Abstract

Prepulse inhibition of startle (PPI), a measure of sensorimotor gating used to identify antipsychotics, is reduced in schizophrenia patients and in rodents treated with dopamine agonists or glutamate antagonists. The National Institute of Mental Health (NIMH)-funded Measurement And Treatment Research to Improve Cognition in Schizophrenia (MATRICS) program has initiated a new era in the development of procognitive cotreatments in schizophrenia, independently of treating positive symptoms. Although PPI is not a cognitive process per se, such abnormalities in attention may be predictive of or lead to cognitive deficits. Since first-generation antipsychotics block PPI deficits induced by dopamine agonists, this model cannot identify cognitive enhancers for use as cotreatments with antipsychotics.

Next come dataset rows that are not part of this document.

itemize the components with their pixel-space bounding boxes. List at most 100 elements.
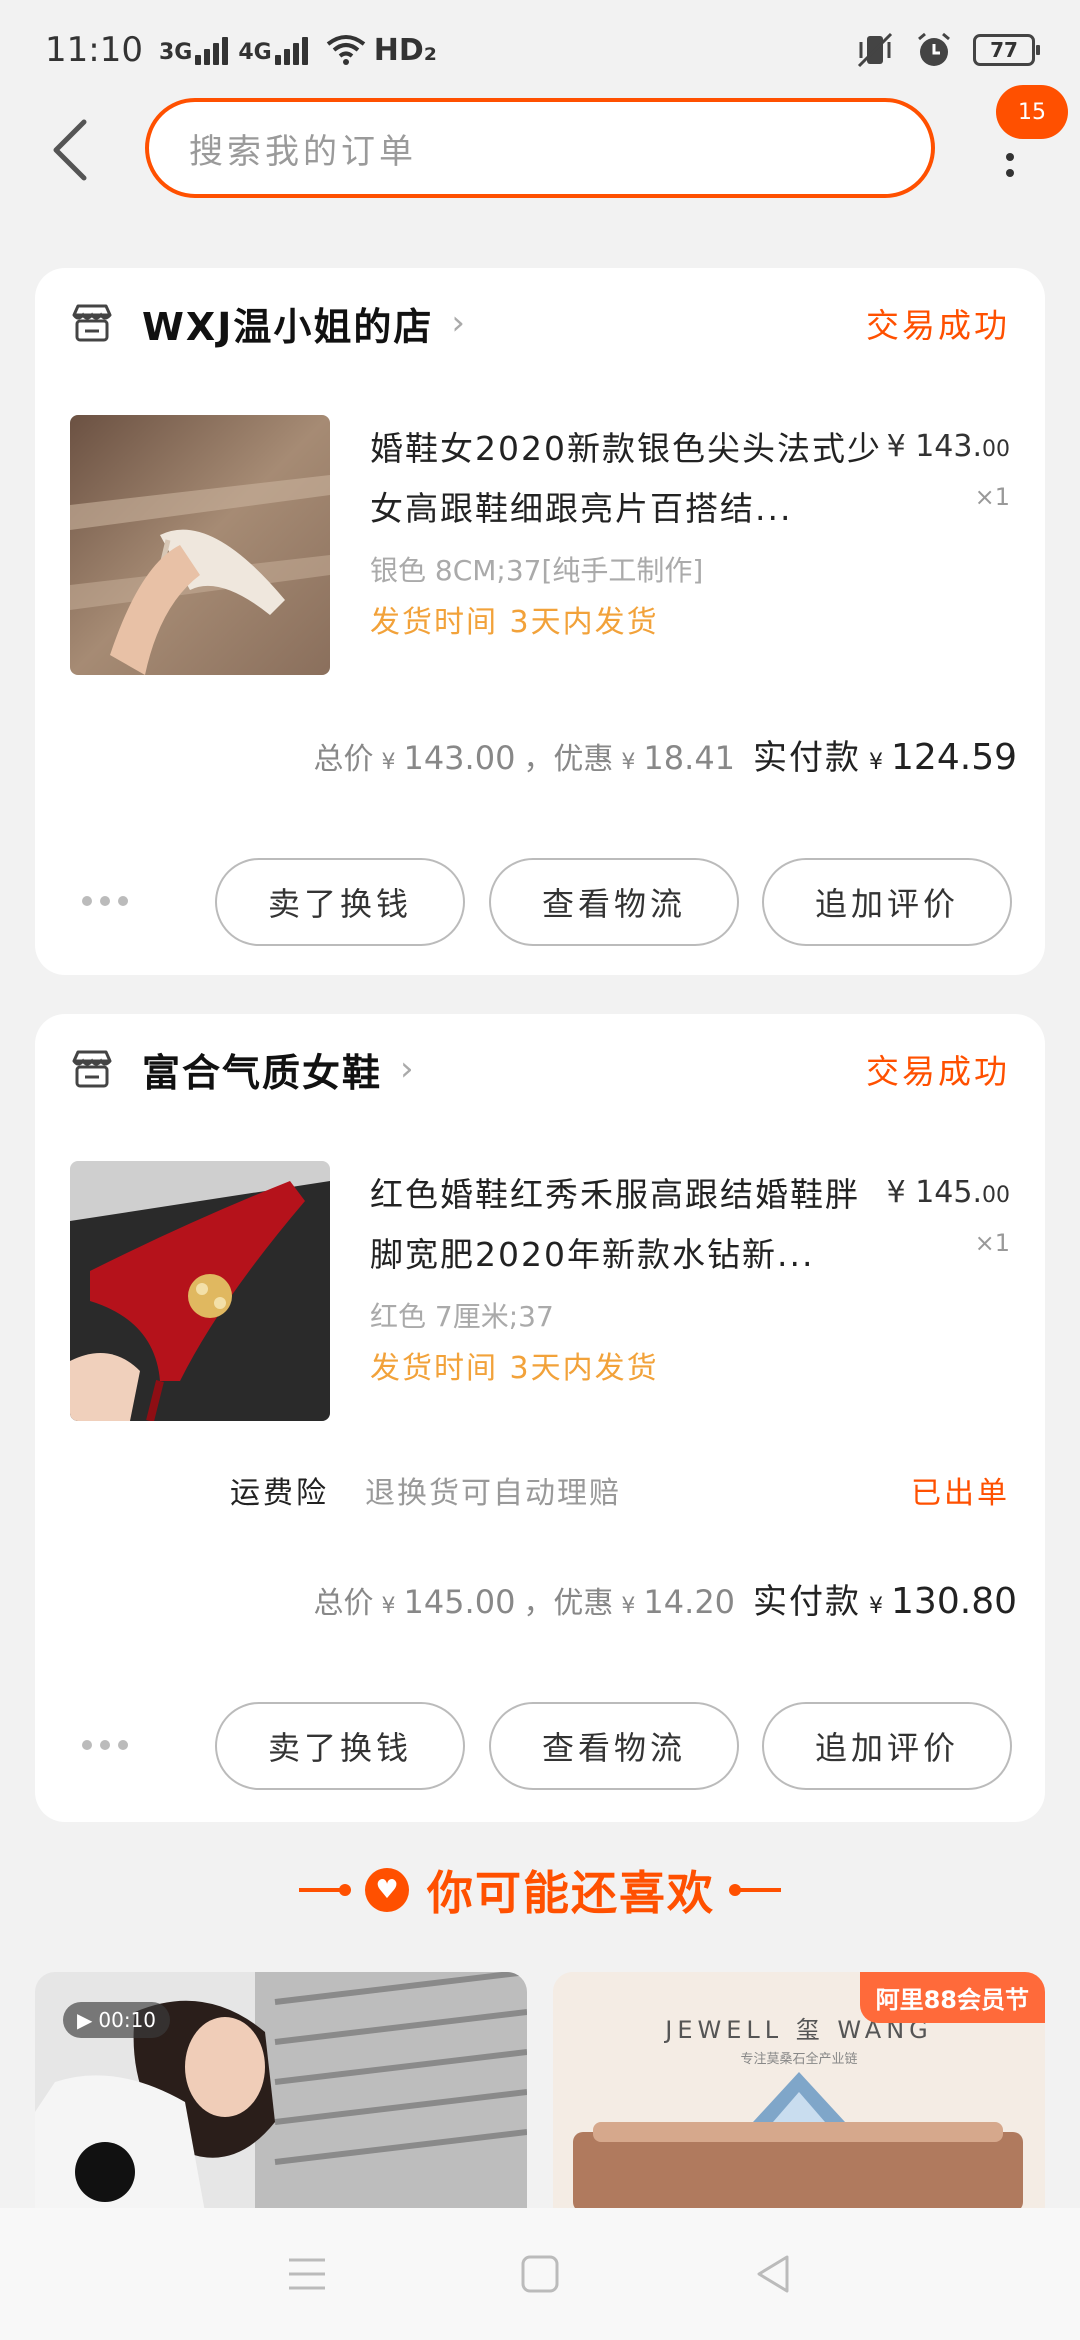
recommend-title: 你可能还喜欢 [427, 1866, 715, 1920]
currency-symbol: ¥ [886, 1175, 906, 1210]
battery-icon: 77 [973, 34, 1040, 66]
add-review-button[interactable]: 追加评价 [762, 858, 1012, 946]
order-item[interactable]: 婚鞋女2020新款银色尖头法式少女高跟鞋细跟亮片百搭结... ¥ 143.00 … [70, 415, 1010, 675]
view-logistics-button[interactable]: 查看物流 [489, 1702, 739, 1790]
system-navigation-bar [0, 2208, 1080, 2340]
signal-icon: 3G [158, 35, 229, 65]
home-square-icon [521, 2255, 559, 2293]
add-review-button[interactable]: 追加评价 [762, 1702, 1012, 1790]
recommend-card[interactable]: JEWELL 玺 WANG 专注莫桑石全产业链 阿里88会员节 [553, 1972, 1045, 2212]
more-actions-icon[interactable] [82, 1740, 128, 1750]
price-decimal: 00 [982, 437, 1010, 462]
product-price: ¥ 143.00 [887, 429, 1010, 464]
currency-symbol: ¥ [886, 429, 906, 464]
discount-label: ，优惠 [523, 742, 614, 777]
order-status: 交易成功 [866, 306, 1010, 345]
order-total: 总价 ¥143.00 ，优惠 ¥18.41 实付款 ¥124.59 [313, 730, 1017, 779]
home-button[interactable] [510, 2244, 570, 2304]
product-quantity: ×1 [974, 483, 1010, 511]
product-image[interactable] [70, 1161, 330, 1421]
play-icon: ▶ [77, 2008, 93, 2032]
store-icon [72, 1050, 112, 1088]
wifi-icon [326, 35, 365, 65]
network-type-label: 3G [158, 40, 193, 65]
menu-button[interactable] [277, 2244, 337, 2304]
mute-vibrate-icon [857, 32, 893, 68]
price-integer: 143. [915, 429, 982, 464]
network-type-label-2: 4G [238, 40, 272, 65]
discount-value: 18.41 [643, 739, 736, 777]
order-total: 总价 ¥145.00 ，优惠 ¥14.20 实付款 ¥130.80 [313, 1574, 1017, 1623]
sell-button[interactable]: 卖了换钱 [215, 858, 465, 946]
price-integer: 145. [915, 1175, 982, 1210]
order-card-header: WXJ温小姐的店 › 交易成功 [35, 268, 1045, 378]
order-card[interactable]: 富合气质女鞋 › 交易成功 红色婚鞋红秀禾服高跟结婚鞋胖脚宽肥2020年新款水钻… [35, 1014, 1045, 1822]
promo-badge: 阿里88会员节 [859, 1972, 1045, 2023]
chevron-right-icon[interactable]: › [400, 1049, 414, 1089]
order-status: 交易成功 [866, 1052, 1010, 1091]
back-nav-button[interactable] [743, 2244, 803, 2304]
product-title[interactable]: 婚鞋女2020新款银色尖头法式少女高跟鞋细跟亮片百搭结... [370, 419, 890, 539]
divider-right [729, 1884, 781, 1896]
total-value: 145.00 [403, 1583, 516, 1621]
total-label: 总价 [313, 742, 374, 777]
brand-tagline: 专注莫桑石全产业链 [740, 2052, 858, 2067]
total-label: 总价 [313, 1586, 374, 1621]
store-icon [72, 304, 112, 342]
recommend-card[interactable]: ▶ 00:10 [35, 1972, 527, 2212]
divider-left [299, 1884, 351, 1896]
product-price: ¥ 145.00 [887, 1175, 1010, 1210]
insurance-status: 已出单 [911, 1476, 1010, 1511]
chevron-right-icon[interactable]: › [451, 303, 465, 343]
top-bar: 搜索我的订单 15 [0, 85, 1080, 205]
clock: 11:10 [45, 30, 143, 70]
shipping-insurance[interactable]: 运费险 退换货可自动理赔 已出单 [35, 1460, 1045, 1520]
more-dot-icon [1006, 169, 1014, 177]
shop-name[interactable]: WXJ温小姐的店 [142, 296, 433, 351]
total-value: 143.00 [403, 739, 516, 777]
product-sku: 红色 7厘米;37 [370, 1300, 554, 1333]
shop-name[interactable]: 富合气质女鞋 [142, 1042, 382, 1097]
insurance-description: 退换货可自动理赔 [365, 1476, 621, 1511]
discount-label: ，优惠 [523, 1586, 614, 1621]
more-actions-icon[interactable] [82, 896, 128, 906]
hd-label: HD₂ [373, 32, 437, 68]
menu-icon [288, 2258, 325, 2290]
triangle-back-icon [757, 2255, 789, 2293]
more-dot-icon [1006, 153, 1014, 161]
alarm-icon [918, 32, 950, 66]
order-card[interactable]: WXJ温小姐的店 › 交易成功 婚鞋女2020新款银色尖头法式少女高跟鞋细跟亮片… [35, 268, 1045, 975]
product-title[interactable]: 红色婚鞋红秀禾服高跟结婚鞋胖脚宽肥2020年新款水钻新... [370, 1165, 890, 1285]
insurance-label: 运费险 [230, 1476, 329, 1511]
shipping-time: 发货时间 3天内发货 [370, 1351, 659, 1386]
paid-value: 130.80 [891, 1581, 1017, 1622]
status-bar: 11:10 3G 4G HD₂ 77 [0, 0, 1080, 100]
signal-icon-2: 4G [238, 35, 308, 65]
discount-value: 14.20 [643, 1583, 736, 1621]
heart-icon: ♥ [365, 1868, 409, 1912]
view-logistics-button[interactable]: 查看物流 [489, 858, 739, 946]
order-actions: 卖了换钱 查看物流 追加评价 [35, 1702, 1045, 1792]
shipping-time: 发货时间 3天内发货 [370, 605, 659, 640]
chevron-left-icon [53, 119, 87, 181]
order-card-header: 富合气质女鞋 › 交易成功 [35, 1014, 1045, 1124]
sell-button[interactable]: 卖了换钱 [215, 1702, 465, 1790]
product-quantity: ×1 [974, 1229, 1010, 1257]
video-duration-badge: ▶ 00:10 [63, 2002, 171, 2038]
order-item[interactable]: 红色婚鞋红秀禾服高跟结婚鞋胖脚宽肥2020年新款水钻新... ¥ 145.00 … [70, 1161, 1010, 1421]
video-duration: 00:10 [98, 2008, 157, 2032]
order-actions: 卖了换钱 查看物流 追加评价 [35, 858, 1045, 948]
search-input[interactable]: 搜索我的订单 [145, 98, 935, 198]
paid-label: 实付款 [753, 1582, 862, 1622]
product-sku: 银色 8CM;37[纯手工制作] [370, 554, 704, 587]
product-image[interactable] [70, 415, 330, 675]
recommend-header: ♥ 你可能还喜欢 [0, 1855, 1080, 1925]
message-badge[interactable]: 15 [996, 85, 1068, 139]
paid-label: 实付款 [753, 738, 862, 778]
more-menu-button[interactable] [990, 140, 1030, 190]
paid-value: 124.59 [891, 737, 1017, 778]
back-button[interactable] [40, 115, 100, 185]
search-placeholder: 搜索我的订单 [189, 131, 417, 172]
battery-level: 77 [990, 38, 1018, 62]
price-decimal: 00 [982, 1183, 1010, 1208]
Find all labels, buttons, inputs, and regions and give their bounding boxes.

PPI deficits caused by glutamate antagonists, like the exacerbation of symptoms they produce in patients, are insensitive to dopamine antagonists, but reduced by clozapine. Similarly, both PPI and cognitive deficits in schizophrenia patients are insensitive to first-generation antipsychotics, but attenuated by clozapine. Hence, treatment-induced reversals of glutamate antagonist effects on PPI may provide animal and human models to identify treatments of cognitive deficits in patients already treated with existing antipsychotics.